The focus on the parachutes came to light after NASA did not broadcast the landing of the CRS-24 cargo mission off the Florida coast in the Gulf of Mexico on Jan. 24, but NASA confirmed an investigation into the fourth parachute delay to media outlet Spacenews.com, and faced criticism of the lack of transparency with the mission.
Kathy Lueders, NASA’s Associate Administrator of the Space Operations Mission Directorate, said future cargo missions will at least feature post-landing media teleconferences.
“We obviously want to make sure that you know these are the nation’s missions and we want to make sure that you’re understanding that we’re providing the data that we need to be able to make sure that our nation understands what’s going on on their mission,” Lueders said.
Lueders, Stich and SpaceX official Bill Gerstenmaier conveyed that while the inflation issue with the parachute is a concern, the spacecraft is safely rated to land with just three parachutes.
“If we didn’t have the video, you wouldn’t even know that this was occurring,” Gerstenmaier said “If you just look at the digital data you would not be able to detect any change in performance. So the system is operating correctly, but even though the system is operating correctly, we’re not happy with that. We’re going to keep looking and see if we can understand better how the system actually operates and understand where the weaknesses are in the system so we can have a safer system for crews moving forward.”
Stich said Dragon is the first time a human-rated spacecraft has featured four parachutes. The Boeing CST-100 Starliner, which is still working on certification to join SpaceX as part of the Commercial Crew Program, only features three.
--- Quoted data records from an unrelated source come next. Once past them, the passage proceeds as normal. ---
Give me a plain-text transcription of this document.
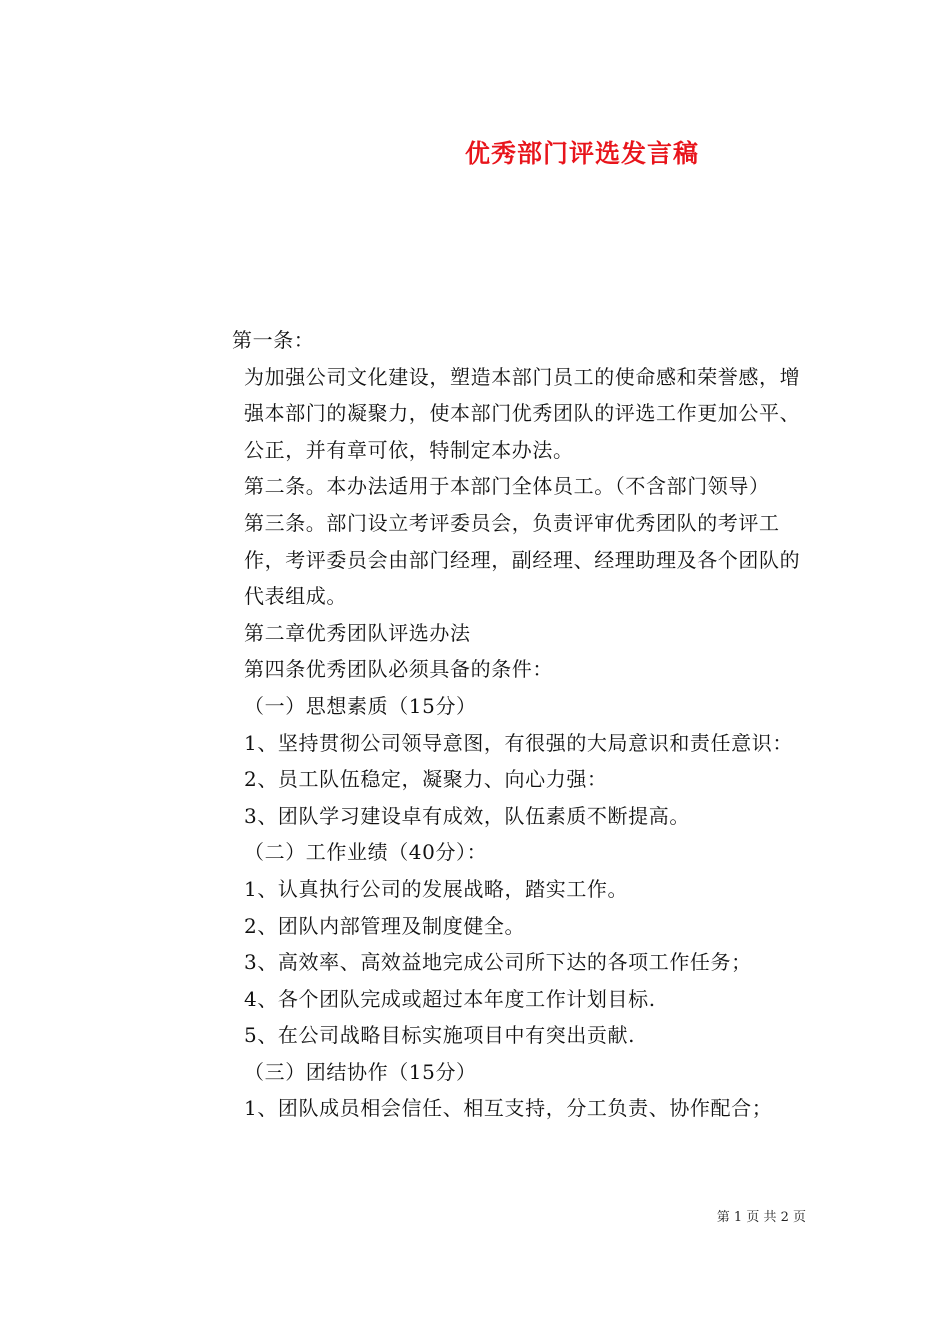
优秀部门评选发言稿

第一条：

为加强公司文化建设，塑造本部门员工的使命感和荣誉感，增强本部门的凝聚力，使本部门优秀团队的评选工作更加公平、公正，并有章可依，特制定本办法。

第二条。本办法适用于本部门全体员工。（不含部门领导）

第三条。部门设立考评委员会，负责评审优秀团队的考评工作，考评委员会由部门经理，副经理、经理助理及各个团队的代表组成。

第二章优秀团队评选办法

第四条优秀团队必须具备的条件：

（一）思想素质（15分）

1、坚持贯彻公司领导意图，有很强的大局意识和责任意识：

2、员工队伍稳定，凝聚力、向心力强：

3、团队学习建设卓有成效，队伍素质不断提高。

（二）工作业绩（40分）：

1、认真执行公司的发展战略，踏实工作。

2、团队内部管理及制度健全。

3、高效率、高效益地完成公司所下达的各项工作任务；

4、各个团队完成或超过本年度工作计划目标.

5、在公司战略目标实施项目中有突出贡献.

（三）团结协作（15分）

1、团队成员相会信任、相互支持，分工负责、协作配合；

第 1 页 共 2 页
“Going all the way back to the Apollo program, the parachute systems for human spaceflight were designed to tolerate a single chute out, and so what that means is for the SpaceX Dragon configuration we could have one parachute totally almost be missing from the descent rate,” he said.
Stich said NASA has more experience with lagging parachutes than have previously been shared with the media, but that they’re not ignoring the problem or chalking it up to what engineers have historically categorized as “normalization of deviance.”
“We’re trying to understand is there something unique about those four parachutes relative to the three-parachute clusters we flew in the past and so we’re just tracking that data very carefully,” Stich said. “We are digging into this aggressively like we would any particular problem. We are trying to understand the physics, We are trying to understand what’s going on and so I think we are taking all the right steps in this investigation and looking at the data.”
Stich said teams will pore through all the imagery, inspect all of the parachutes including the four mains and two drogues recovered from the CRS-24 landing, look at the documentation and see how the parachutes were rigged and packed.
“We’re going to use this as a chance to confirm that and make doggone sure we’re really right and we really understand how the system operates,” he said.